Following the forum earlier this year, the researchers found participants split almost fifty-fifty on ditching mandatory coalition

"We almost titled the report ‘Better the Devil You Know’," Dr Haughey said.


Stormont's system of mandatory coalition has underpinned devolved government in the north since the Good Friday Agreement


This hesitancy to change means that any proposed reform would require explicit public consultation in order to gain confidence, he added.

"In 1998, we got the blueprint for the system of government we were getting. My concern is that any change would be done without the public conversation it would require.

"They have tinkered with devolution behind closed doors from the era of the St Andrews Agreement onwards. I think we have reached the limit of institutional reform taking place in back rooms.

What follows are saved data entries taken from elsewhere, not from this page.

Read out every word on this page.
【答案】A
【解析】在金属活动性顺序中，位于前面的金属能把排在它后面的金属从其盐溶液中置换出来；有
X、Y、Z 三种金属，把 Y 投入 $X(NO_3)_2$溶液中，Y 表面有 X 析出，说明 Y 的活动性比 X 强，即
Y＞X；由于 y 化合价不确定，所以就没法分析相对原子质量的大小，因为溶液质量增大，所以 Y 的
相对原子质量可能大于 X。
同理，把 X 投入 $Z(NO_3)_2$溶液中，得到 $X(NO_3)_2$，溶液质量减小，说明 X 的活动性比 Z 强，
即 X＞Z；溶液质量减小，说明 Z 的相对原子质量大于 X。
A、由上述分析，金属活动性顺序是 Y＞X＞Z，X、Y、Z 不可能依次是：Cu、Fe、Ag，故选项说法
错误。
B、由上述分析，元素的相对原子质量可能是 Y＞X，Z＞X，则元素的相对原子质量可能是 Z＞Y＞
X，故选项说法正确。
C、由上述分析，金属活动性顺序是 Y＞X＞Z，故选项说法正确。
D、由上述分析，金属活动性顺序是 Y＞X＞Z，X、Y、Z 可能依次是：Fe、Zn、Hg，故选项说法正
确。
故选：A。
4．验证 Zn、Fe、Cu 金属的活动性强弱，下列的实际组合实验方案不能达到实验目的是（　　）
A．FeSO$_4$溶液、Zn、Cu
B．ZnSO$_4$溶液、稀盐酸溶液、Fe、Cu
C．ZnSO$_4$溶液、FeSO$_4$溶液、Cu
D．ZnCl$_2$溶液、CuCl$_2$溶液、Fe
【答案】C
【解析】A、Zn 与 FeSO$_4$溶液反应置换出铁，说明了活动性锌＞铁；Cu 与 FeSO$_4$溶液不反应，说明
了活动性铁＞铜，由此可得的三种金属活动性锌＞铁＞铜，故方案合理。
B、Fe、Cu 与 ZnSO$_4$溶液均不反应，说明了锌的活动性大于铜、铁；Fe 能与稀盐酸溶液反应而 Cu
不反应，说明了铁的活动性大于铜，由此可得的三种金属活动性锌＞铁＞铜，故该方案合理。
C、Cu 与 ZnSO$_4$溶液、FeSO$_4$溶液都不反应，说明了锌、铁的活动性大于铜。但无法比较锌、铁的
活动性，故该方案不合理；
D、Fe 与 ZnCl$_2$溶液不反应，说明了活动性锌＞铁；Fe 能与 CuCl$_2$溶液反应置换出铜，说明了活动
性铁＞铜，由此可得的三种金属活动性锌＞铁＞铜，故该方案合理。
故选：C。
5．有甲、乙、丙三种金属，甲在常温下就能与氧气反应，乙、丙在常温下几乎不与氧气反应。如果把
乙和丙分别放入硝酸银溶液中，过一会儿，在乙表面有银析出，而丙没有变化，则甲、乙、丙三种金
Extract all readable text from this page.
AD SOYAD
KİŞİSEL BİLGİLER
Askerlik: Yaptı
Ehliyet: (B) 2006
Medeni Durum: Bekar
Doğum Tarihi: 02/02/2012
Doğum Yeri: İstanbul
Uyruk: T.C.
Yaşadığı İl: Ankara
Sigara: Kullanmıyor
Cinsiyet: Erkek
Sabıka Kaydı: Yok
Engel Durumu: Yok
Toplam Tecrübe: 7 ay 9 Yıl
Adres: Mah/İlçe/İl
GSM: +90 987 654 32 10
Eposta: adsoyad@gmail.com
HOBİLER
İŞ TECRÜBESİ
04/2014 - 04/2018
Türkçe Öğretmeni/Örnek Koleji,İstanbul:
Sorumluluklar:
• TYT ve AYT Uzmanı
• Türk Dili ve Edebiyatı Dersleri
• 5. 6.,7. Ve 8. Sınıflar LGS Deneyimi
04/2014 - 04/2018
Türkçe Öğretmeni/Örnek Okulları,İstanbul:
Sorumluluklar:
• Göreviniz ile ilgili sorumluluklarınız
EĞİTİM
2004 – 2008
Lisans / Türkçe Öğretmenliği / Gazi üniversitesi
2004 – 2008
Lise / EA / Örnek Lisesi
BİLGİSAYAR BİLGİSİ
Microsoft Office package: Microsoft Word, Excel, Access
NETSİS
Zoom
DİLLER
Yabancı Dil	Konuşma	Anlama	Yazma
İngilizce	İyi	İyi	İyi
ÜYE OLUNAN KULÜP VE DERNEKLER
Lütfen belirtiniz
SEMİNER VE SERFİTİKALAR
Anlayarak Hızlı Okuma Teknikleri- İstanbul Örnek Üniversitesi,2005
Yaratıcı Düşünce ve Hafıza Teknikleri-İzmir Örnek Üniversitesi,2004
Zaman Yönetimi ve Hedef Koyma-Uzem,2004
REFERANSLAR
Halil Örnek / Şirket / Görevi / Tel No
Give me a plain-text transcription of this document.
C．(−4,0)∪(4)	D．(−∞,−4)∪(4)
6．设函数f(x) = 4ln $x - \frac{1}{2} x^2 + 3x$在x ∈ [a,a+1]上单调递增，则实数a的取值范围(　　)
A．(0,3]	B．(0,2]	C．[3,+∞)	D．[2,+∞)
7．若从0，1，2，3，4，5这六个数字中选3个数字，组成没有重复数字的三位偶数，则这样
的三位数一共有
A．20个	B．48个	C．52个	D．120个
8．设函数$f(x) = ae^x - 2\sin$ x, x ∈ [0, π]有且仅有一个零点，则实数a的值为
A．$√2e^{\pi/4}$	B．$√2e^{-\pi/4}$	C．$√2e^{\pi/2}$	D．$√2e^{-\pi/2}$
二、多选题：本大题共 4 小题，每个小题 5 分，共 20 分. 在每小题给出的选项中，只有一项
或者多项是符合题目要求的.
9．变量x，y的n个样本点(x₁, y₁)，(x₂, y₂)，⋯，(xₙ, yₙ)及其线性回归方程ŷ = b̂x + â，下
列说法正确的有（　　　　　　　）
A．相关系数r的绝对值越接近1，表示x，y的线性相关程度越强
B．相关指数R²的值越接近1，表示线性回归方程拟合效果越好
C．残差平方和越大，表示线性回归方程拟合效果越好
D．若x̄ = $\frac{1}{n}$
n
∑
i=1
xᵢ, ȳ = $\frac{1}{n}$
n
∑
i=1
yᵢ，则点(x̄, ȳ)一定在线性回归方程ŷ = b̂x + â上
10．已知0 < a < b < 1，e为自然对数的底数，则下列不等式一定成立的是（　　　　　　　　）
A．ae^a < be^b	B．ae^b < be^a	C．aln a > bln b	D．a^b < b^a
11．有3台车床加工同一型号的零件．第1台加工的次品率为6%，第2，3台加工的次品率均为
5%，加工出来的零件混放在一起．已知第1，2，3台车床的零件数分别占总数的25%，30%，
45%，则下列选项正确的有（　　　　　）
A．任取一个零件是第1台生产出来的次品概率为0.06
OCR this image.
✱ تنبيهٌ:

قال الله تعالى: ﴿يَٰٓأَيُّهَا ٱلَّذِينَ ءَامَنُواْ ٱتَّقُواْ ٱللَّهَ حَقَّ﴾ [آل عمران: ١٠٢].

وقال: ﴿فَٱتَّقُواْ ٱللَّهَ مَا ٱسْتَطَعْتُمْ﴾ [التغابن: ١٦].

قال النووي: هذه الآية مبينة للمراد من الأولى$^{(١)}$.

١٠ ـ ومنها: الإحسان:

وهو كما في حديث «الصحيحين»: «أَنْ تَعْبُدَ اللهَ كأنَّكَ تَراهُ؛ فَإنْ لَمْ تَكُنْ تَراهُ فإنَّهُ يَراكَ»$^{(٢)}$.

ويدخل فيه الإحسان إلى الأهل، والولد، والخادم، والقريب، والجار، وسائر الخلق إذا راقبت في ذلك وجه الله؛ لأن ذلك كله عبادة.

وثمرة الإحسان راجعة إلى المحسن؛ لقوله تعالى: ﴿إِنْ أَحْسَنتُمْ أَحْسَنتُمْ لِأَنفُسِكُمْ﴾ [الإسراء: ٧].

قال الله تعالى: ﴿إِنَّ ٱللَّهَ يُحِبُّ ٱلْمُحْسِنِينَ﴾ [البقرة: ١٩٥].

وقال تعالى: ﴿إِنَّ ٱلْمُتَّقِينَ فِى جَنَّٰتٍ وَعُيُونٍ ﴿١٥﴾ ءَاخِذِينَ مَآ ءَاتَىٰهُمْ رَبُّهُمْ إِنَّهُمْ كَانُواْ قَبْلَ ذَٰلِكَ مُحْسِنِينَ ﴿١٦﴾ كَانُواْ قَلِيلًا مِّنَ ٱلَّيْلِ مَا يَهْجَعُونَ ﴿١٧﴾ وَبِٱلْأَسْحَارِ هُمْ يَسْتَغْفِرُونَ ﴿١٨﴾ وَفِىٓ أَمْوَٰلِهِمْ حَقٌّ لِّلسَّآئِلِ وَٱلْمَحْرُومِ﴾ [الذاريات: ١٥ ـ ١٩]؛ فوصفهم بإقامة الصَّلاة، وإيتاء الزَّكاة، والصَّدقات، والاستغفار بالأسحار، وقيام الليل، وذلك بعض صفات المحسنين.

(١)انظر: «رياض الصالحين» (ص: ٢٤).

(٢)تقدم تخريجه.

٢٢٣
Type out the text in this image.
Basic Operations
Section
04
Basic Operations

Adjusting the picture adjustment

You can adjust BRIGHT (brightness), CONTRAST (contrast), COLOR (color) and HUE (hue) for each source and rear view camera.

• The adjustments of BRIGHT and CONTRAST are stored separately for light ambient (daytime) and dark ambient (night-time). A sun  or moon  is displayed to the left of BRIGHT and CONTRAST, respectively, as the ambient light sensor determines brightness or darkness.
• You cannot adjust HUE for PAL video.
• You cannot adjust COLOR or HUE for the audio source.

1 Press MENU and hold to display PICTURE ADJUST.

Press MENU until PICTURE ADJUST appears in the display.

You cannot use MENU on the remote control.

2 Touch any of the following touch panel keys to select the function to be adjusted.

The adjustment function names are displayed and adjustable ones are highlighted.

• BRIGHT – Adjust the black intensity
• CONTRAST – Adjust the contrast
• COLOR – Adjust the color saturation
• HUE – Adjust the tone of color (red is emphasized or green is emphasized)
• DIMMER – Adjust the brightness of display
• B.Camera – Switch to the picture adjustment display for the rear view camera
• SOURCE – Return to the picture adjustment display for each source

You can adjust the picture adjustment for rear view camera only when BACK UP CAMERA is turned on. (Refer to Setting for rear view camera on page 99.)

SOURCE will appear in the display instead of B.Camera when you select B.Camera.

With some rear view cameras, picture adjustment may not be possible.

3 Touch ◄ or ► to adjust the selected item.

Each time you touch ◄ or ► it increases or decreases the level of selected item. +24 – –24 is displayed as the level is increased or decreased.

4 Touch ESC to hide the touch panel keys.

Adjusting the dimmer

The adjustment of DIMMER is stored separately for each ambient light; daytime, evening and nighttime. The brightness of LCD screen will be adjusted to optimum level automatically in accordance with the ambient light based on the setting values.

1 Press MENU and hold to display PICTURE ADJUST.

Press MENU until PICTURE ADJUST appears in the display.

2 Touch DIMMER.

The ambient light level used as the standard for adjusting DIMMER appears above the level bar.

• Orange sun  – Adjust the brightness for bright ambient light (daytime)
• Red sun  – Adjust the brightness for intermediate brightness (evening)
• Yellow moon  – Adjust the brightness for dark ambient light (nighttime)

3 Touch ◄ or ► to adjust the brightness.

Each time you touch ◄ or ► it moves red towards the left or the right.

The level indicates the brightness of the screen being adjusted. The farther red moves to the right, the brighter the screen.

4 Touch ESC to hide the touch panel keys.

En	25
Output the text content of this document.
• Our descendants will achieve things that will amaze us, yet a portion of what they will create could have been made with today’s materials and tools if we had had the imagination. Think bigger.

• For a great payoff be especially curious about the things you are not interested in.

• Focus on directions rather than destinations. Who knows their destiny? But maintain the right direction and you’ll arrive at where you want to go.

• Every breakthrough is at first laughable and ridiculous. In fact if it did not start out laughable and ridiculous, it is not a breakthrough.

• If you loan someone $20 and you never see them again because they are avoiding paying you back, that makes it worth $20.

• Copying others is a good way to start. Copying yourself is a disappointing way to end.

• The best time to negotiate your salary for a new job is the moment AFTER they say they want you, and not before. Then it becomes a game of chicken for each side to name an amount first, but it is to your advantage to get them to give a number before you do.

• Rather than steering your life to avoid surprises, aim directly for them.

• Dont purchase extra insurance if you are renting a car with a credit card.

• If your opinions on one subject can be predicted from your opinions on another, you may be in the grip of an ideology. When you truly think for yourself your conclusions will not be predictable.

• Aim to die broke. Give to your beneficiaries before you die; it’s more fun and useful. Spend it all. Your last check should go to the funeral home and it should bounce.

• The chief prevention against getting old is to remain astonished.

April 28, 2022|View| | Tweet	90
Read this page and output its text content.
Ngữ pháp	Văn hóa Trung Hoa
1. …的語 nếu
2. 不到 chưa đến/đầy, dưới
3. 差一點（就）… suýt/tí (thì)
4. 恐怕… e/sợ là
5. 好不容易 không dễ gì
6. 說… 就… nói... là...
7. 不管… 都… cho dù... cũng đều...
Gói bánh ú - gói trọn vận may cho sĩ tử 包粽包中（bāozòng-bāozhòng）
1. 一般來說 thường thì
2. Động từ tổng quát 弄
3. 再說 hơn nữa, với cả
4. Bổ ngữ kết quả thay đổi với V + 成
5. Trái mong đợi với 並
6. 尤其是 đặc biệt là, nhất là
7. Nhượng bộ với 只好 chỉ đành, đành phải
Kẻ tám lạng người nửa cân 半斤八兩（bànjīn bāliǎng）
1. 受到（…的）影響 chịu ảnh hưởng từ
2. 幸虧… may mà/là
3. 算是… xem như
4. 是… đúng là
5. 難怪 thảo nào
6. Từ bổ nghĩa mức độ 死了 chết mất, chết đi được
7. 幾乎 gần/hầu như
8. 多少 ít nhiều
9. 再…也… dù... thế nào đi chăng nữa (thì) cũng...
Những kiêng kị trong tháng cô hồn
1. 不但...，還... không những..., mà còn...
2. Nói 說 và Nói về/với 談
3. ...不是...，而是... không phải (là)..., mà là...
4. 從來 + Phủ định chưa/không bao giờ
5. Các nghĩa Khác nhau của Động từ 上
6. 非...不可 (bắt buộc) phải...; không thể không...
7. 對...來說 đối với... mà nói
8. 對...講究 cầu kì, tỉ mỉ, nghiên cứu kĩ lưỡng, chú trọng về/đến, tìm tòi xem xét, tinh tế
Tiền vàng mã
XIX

The devolved institutions were rebooted following changes made in the St Andrews Agreement in 2006, leading to an unlikely partnership at Stormont between DUP leader Ian Paisley and Sinn Féin's Martin McGuinness. Picture by Justin Kernoghan


"There needs to be public involvement in any real change. The smart thing would be for an Assembly and Executive to lead that conversation in the open."

He said a forum similar to the old Assembly roadshows of the late 2000s, with panels of MLAs answering questions, or hosting 'town hall'-style events, would be the way to best educate and inform voters on the pros and cons of reform.

Social media could also play a vital role, but a careful approach must be struck, Dr Haughey warns, due to the potential for disillusionment by a public tired of political instability.

"All of the public bandwidth in recent years has been taken up by Brexit and subsequently the protocol, and that has a cost," he said.

"Reforming mandatory coalition isn’t a very sexy topic, and there would be challenges in getting people fully engaged.

"I’m a little worried that there could eventually be a move toward reform, but done by party leaders only, and I believe that would lack any democratic legitimacy."